28/01/2009 - Diventa legge il Decreto Anticrisi. Con 158 voti favorevoli, 126 contrari e 2 astenuti, il Senato ha dato il via libera definitivo al disegno di legge 1315 di conversione del Decreto Legge anticrisi 185/2008 recante "misure urgenti per il sostegno a famiglie, lavoro, occupazione e impresa e per ridisegnare in funzione anti-crisi il quadro strategico nazionale", sulla cui approvazione il Governo ha posto la questione di fiducia.

E' stata infatti pubblicata sulla Gazzetta Ufficiale n.22 del 28 gennaio la Legge 2/2009 del 28 gennaio.
Molti componenti di Partito Democratico e Italia dei Valori hanno ribadito le ragioni dell'opposizione al decreto perché insufficiente ad affrontare la crisi economico-sociale in atto. Mancherebbero considerazioni sulla caduta del potere d'acquisto di salari e pensioni e sulla degenerazione dei rapporti tra Parlamento e Governo, testimoniata dal ricorso eccessivo alla decretazione d'urgenza.
Durante il voto finale, il sen. Pistorio del Movimento per le Autonomie ha espresso un voto favorevole pur contestando al Governo di non aver dimostrato attenzione nei confronti del Sud. Contrarietà sul metodo dal sen. D'Alia (UDC-SVP-Aut), per l’espropriazione delle prerogative del Parlamento con il sistematico ricorso alla decretazione d'urgenza e delegata, aggravata dal voto di fiducia che ha compromesso ulteriormente un dibattito già minato dalle controversie interne.
Per la maggioranza sono da rivedere più profondamente gli studi di settore, così come il patto di stabilità interno in favore dei Comuni virtuosi, che necessita di tagli mirati e non più lineari alla spesa pubblica.
Criticato dal Partito Democratico il ricorso del Governo alla fiducia per un decreto che secondo le stime, a fronte delle risorse stanziate, inciderebbe sul Pil di un decimo di punto, mentre i progetti su infrastrutture, welfare, ambiente ed energie alternative appaiono inadeguati rispetto al resto d’Europa.

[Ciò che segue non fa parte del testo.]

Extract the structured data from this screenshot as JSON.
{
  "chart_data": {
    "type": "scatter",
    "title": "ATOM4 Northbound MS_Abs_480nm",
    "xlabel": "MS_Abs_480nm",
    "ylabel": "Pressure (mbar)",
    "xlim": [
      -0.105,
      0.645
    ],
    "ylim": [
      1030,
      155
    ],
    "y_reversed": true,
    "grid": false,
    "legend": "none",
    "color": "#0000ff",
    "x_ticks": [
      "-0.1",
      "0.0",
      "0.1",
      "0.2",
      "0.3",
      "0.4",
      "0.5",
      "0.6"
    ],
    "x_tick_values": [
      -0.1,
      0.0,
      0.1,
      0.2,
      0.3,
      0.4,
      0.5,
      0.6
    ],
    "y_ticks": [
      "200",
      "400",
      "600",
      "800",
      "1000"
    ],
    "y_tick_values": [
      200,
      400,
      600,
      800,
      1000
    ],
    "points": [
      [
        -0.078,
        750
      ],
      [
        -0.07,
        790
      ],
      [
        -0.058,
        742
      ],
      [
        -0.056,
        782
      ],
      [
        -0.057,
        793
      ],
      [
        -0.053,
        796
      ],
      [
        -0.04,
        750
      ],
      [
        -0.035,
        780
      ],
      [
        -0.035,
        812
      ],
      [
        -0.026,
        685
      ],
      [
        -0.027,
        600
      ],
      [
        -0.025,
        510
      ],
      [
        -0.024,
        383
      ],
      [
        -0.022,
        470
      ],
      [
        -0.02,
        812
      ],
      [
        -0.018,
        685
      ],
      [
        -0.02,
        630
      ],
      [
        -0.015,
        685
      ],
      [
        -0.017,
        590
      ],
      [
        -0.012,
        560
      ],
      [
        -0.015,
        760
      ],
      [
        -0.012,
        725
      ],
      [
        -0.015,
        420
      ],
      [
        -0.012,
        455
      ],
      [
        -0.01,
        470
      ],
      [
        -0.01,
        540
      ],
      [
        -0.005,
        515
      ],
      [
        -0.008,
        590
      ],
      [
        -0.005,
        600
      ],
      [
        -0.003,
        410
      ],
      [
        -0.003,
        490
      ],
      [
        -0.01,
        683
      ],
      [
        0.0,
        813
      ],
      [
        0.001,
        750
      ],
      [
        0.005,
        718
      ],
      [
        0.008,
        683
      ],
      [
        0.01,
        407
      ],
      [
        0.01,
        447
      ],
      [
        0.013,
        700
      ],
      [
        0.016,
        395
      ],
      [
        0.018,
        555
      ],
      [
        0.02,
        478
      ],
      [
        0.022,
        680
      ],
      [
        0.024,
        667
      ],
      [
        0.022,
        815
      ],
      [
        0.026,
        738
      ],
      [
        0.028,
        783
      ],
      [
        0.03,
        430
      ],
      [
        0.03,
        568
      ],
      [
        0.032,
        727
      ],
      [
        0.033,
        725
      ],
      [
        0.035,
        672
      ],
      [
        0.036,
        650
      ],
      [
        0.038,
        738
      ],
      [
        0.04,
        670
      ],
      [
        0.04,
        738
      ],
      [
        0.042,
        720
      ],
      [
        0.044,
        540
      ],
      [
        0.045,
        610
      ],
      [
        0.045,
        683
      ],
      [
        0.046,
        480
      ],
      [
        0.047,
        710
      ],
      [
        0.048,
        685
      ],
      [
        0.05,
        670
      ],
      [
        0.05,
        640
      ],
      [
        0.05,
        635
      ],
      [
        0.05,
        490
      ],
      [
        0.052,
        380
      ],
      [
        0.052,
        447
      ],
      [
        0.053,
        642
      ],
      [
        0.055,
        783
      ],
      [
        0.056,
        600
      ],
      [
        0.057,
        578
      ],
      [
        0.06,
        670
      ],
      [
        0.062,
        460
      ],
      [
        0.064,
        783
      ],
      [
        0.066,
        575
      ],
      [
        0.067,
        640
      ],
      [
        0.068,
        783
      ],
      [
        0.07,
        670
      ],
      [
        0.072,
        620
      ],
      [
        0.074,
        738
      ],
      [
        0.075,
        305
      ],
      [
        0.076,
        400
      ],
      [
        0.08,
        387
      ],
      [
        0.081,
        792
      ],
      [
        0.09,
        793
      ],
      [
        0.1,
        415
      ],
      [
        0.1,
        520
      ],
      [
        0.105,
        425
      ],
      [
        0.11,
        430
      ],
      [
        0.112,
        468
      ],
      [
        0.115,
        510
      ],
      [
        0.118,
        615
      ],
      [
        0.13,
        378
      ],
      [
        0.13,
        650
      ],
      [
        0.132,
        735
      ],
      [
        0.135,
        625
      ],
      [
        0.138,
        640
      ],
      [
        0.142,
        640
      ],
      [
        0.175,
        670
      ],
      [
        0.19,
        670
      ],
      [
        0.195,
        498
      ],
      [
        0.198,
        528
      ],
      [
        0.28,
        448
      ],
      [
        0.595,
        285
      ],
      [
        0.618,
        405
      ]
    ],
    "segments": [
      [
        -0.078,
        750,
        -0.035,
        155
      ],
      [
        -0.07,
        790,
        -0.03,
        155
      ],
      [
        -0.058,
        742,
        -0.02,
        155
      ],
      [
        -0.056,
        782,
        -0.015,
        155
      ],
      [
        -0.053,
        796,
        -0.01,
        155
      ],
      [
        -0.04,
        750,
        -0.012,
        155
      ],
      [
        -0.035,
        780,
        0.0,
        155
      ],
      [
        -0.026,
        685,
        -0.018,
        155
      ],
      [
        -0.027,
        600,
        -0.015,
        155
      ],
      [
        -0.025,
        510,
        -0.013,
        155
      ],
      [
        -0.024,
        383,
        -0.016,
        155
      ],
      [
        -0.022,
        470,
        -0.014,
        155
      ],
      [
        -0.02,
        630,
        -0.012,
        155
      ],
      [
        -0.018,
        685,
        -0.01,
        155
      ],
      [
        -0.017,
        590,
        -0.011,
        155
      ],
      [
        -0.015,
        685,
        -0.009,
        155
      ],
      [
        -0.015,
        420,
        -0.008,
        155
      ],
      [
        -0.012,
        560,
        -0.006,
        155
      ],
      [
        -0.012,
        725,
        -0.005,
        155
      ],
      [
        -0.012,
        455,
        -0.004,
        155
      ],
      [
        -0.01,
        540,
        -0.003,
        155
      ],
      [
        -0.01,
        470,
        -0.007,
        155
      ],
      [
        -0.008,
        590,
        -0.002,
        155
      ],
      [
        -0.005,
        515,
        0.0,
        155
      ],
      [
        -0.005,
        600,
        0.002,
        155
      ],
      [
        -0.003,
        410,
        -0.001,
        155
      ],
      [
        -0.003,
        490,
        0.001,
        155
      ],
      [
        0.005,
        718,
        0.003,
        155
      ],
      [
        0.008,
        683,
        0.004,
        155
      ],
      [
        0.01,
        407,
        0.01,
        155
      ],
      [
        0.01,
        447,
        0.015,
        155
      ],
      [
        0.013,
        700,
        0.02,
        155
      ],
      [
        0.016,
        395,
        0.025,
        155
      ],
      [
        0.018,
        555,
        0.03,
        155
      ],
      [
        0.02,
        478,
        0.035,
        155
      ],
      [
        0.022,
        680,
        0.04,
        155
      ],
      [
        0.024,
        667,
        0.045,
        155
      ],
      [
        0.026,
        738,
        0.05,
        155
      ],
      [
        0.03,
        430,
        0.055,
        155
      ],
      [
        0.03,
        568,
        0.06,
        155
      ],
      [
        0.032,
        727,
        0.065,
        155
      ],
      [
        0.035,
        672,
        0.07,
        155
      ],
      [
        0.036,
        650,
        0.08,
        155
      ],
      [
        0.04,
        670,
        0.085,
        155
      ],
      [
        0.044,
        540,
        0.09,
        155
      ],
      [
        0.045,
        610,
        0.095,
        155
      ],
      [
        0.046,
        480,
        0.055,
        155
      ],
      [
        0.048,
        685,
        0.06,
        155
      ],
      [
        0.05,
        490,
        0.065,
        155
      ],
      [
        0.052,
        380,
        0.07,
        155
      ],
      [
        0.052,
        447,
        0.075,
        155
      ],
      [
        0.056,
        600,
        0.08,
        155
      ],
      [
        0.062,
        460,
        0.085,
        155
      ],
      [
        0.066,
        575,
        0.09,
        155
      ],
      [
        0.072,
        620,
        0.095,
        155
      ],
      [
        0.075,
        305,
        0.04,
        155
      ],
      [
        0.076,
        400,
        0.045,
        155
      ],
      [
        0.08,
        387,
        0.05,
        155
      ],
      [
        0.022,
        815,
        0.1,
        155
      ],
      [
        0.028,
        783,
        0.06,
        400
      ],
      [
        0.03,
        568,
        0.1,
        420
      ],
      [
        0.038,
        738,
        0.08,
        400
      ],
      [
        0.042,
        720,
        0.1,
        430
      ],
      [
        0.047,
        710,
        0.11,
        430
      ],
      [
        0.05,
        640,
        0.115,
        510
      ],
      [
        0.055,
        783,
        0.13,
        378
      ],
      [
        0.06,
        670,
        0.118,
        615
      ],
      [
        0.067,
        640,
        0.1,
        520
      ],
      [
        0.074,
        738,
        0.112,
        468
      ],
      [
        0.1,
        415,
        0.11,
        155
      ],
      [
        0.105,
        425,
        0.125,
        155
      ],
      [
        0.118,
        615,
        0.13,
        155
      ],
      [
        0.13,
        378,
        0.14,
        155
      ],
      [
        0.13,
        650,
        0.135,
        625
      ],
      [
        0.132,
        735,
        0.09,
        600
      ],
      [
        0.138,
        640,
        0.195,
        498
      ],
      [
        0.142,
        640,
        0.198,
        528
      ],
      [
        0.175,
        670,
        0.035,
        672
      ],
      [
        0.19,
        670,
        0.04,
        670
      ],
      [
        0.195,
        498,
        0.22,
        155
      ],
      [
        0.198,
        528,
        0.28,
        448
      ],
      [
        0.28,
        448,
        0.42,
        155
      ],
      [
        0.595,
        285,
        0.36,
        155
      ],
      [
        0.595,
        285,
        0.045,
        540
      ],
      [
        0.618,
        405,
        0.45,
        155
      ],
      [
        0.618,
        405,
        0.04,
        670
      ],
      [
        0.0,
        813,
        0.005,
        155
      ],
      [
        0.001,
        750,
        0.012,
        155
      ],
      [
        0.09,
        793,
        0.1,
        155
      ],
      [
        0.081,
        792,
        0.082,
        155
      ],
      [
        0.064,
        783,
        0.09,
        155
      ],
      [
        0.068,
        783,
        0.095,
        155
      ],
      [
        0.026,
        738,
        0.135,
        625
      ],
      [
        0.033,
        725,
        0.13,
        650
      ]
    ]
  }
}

Compatto il sostegno del PdL, che oltre al decreto considera positive la manovra varata a luglio, l'intervento a sostegno delle banche contro la crisi di liquidità.
Per quanto riguarda il problema, già dibattuto, sulle detrazioni del 55% le modalità di accesso per chi ha eseguito gli interventi di riqualificazione energetica nel 2008 sono rimaste invariate. Si potrà scegliere il numero di ratein cui detrarre tra un minimo di tre anni ad un massimo di dieci anni. La scelta del numero di anni in cui il Contribuente andrà a ripartire la detrazione dovrà essere fatta all’atto della dichiarazione dei redditi e sarà irrevocabile.
Per chi invece eseguirà invece gli interventi nel 2009 e nel 2010, la vera novità è rappresentata dalla possibilità di detrarre unicamente in cinque annima nessuna limitazione di fondi messi a disposizione dal Governo è stata introdotta.